I could still taste the bitter, black caps
In the rising majesty of sights and sounds,
Cool water calmed my mild nausea
Tucking me in for an afternoon of sensory delights.
Until I saw it—
Eyes agape with the shriek of a twisted secret,
Thin, blue rims punctured by the bleak, black caps
Scurrying over the grass with
Disjointed shards of thought
Gushing from a sick-crusted mouth.
And His posture, once familiar,
A befouled alley strewn with broken glass.
His limbs stiff in self-protection,
Throwing erratic blows to fight
Shifting specters along desultory paths.
“Can’t you see the kites, Love?”
“No. It’s all an Inferno,”
He replied with the curdling rip of alienation.

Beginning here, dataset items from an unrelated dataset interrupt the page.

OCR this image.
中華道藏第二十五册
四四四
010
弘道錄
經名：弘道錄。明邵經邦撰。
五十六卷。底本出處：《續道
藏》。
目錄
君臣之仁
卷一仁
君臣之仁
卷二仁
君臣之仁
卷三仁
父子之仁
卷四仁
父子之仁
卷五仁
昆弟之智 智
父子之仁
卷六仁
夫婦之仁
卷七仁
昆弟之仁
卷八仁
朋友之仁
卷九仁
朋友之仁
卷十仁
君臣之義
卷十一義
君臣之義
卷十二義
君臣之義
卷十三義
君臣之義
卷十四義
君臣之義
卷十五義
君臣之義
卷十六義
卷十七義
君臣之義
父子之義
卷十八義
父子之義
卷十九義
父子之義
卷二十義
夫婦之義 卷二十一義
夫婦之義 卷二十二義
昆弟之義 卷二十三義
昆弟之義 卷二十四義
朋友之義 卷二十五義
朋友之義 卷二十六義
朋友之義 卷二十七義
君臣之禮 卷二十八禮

I stood witness to His imagined torture
My fragmented faith walking the razor’s edge between
Hospital and Home,
And looked again into the stormy, dark caps of His eyes
For an answer.
He shot down the hill in terror
To crush His delusions
Under the merciful tires of traffic below.
My body resisted seeping between the verdant blades
And my feet took flight.
Vomit dripping from the picnic blanket
As I finally reached His quaking hand and
Guided our four heavy, labored legs down
Stained sidewalks and steep curbs
Into Our house on the old, familiar street corner.
“You’re going to be fine.”
“Yes, you are. Don’t worry. It will be over soon. I love you so much.”